I’ll be writing more about the law after the internet soon. I have lawyers on the brain.

(Disclosure: Craig Newmark is a friend and an investor in Daylife, where I’m a partner.)

For bloggers: A stay-out-of-jail card

My colleague at CUNY, Prof. Geanne Rosenberg, has just put up an online course for bloggers and media practitioners of any stripe with the 10 things you need to know to stay out of court.

It’s quick, clear, easy, and fun with videos and quizzes. This was produced with experts from the Berkman Center at Harvard and the Media Law Research Center. The course is funded by the Knight Foundation and its Knight Citizens News Network.

The 10 rules to blog by:
1. Check your facts.
2. Avoid virtual vendettas.
3. Obey the law.
4. Weigh promises.
5. Reveal secrets selectively.
6. Consider what you copy.
7. Learn recording limits.
8. Don’t abuse anonymity.
9. Shun conflicts of interest.
10. Seek legal advice.

The press release says:

Each rule in the educational module is aimed at helping citizen journalists avoid lawsuits; each rule serves as an entry point for more in-depth material. While other educational materials on online publication are organized by legal doctrines such as libel, privacy, laws of access, and intellectual property law, the “Top Ten Rules” are organized around practical guidelines for safer and more effective journalistic conduct.
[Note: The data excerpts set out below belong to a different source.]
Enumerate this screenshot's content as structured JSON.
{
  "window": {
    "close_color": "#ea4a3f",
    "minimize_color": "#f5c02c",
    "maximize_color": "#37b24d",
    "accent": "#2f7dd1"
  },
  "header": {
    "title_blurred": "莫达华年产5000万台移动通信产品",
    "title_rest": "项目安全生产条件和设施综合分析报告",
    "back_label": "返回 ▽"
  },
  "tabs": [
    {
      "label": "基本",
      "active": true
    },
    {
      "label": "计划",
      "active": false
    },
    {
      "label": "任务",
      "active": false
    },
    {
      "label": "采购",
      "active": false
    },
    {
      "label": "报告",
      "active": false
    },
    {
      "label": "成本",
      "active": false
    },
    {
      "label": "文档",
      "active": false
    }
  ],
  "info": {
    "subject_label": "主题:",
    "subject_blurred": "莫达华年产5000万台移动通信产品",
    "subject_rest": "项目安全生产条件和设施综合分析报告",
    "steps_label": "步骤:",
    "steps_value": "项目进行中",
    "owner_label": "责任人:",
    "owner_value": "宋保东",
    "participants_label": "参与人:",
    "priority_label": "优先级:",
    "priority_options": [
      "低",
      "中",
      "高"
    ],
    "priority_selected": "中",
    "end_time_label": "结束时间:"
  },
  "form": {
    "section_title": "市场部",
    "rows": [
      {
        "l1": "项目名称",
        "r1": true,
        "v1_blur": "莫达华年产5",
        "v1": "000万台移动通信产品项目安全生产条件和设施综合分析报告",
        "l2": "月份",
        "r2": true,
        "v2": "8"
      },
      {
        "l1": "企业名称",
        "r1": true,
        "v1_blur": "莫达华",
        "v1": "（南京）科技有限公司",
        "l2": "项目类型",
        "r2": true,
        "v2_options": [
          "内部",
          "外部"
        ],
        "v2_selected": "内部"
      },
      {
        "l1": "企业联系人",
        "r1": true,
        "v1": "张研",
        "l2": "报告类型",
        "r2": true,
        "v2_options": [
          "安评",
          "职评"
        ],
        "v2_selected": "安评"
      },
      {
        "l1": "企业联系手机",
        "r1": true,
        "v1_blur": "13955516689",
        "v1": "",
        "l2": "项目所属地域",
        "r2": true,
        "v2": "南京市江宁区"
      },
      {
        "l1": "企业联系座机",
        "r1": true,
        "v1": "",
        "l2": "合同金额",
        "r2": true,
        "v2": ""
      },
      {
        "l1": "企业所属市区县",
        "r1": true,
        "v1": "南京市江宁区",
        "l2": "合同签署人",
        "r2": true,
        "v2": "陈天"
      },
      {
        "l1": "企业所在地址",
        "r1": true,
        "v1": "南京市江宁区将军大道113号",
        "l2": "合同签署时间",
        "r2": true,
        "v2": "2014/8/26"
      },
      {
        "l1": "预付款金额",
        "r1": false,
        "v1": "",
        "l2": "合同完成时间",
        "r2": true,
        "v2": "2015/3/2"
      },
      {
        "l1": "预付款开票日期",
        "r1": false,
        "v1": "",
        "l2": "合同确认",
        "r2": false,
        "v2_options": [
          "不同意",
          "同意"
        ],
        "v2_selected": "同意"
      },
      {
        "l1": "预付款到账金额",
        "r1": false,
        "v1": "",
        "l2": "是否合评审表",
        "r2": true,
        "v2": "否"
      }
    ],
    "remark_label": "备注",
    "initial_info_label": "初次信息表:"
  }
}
The module aims to educate citizen journalists about legal hotspots, help them distinguish between genuine legal problems and intimidation tactics, learn simple practical steps to reduce legal risk, find additional resources and information, understand rights related to news gathering, and recognize when to reach out for a lawyer’s advice.
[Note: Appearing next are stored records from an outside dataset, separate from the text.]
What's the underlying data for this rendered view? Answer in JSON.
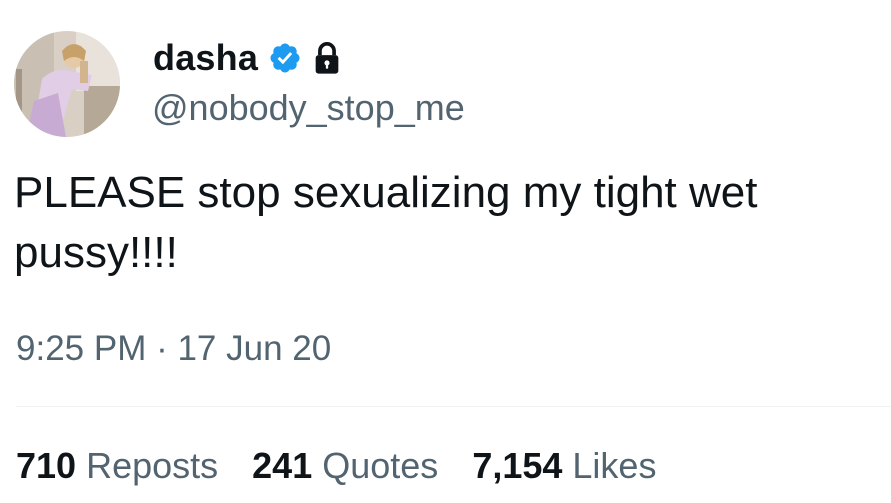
{
  "user": {
    "display_name": "dasha",
    "handle": "@nobody_stop_me",
    "verified": true,
    "protected": true
  },
  "tweet": {
    "text": "PLEASE stop sexualizing my tight wet pussy!!!!",
    "timestamp": "9:25 PM · 17 Jun 20"
  },
  "stats": {
    "reposts": {
      "count": "710",
      "label": "Reposts"
    },
    "quotes": {
      "count": "241",
      "label": "Quotes"
    },
    "likes": {
      "count": "7,154",
      "label": "Likes"
    }
  },
  "icons": {
    "verified": "verified-badge-icon",
    "protected": "lock-icon"
  },
  "colors": {
    "text": "#0f1419",
    "secondary": "#536471",
    "verified_blue": "#1d9bf0",
    "divider": "#eff3f4"
  }
}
I’m included in the credits but this is all Prof. Rosenberg — and good thing, since I don’t even play a lawyer on TV. All I did was say that I wish bloggers and citizen journalists had this kind of help and there was Knight to fund it and Geanne to write it. So here is a gift to bloggers from them and CUNY.
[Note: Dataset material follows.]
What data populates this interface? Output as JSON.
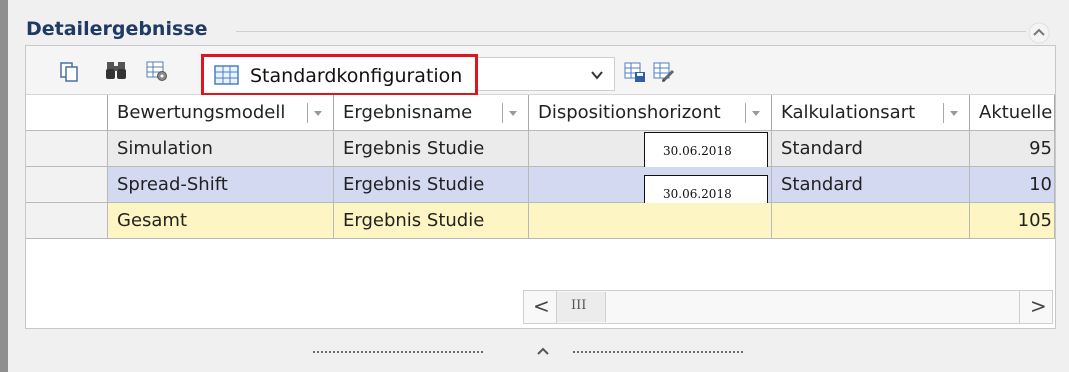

But wait, there’s more: For a graduate-level course with lots of in-depth details, the amazing Berkman is, at the same time, putting online a legal guide with information on such topics as setting up a publishing business.

The lowest common denominator of speech

Martin Stabe points to another legal story that is getting too little coverage here, with links to a news story and a FindLaw analysis about a New York court refusing to protect an American author from a UK “libel tourism” judgment over a book that sold a mere 23 copies in England.

What’s profoundly frightening about this is that we in America could find ourselves subject to the UK’s libel and privacy laws, which throw free speech to the wolves in defense of privacy.

In other words, thanks to the internet, we could be subject to the lowest-common-denominator of protection of speech against libel actions.

One could imagine it would get even worse: Couldn’t we be subject to Islamic theocracies’ prohibitions against criticizing Muhammad or dictators’ laws against criticizing them. If other legal systems can reach out to us and our speech here then corporations — publishers, networks, service providers — chilling us.

Only fair

Jackson West at NewTeeVee — one of my daily reads — has an excellent and brief primer on fair use and comment. Nut graphs:

Section 1074 – remember it kids – of the Copyright Act defines the potentiality of a fair use defense as copyrighted work used “for purposes such as criticism, comment, news reporting, teaching…scholarship or research…”

Generally, it’s all about commentary. How can you prove, or how can your entertainment lawyer prove, that the nature of your use of the copyrighted work is critical. A limited excerpt of the work during a review or critique is clear cut fair use.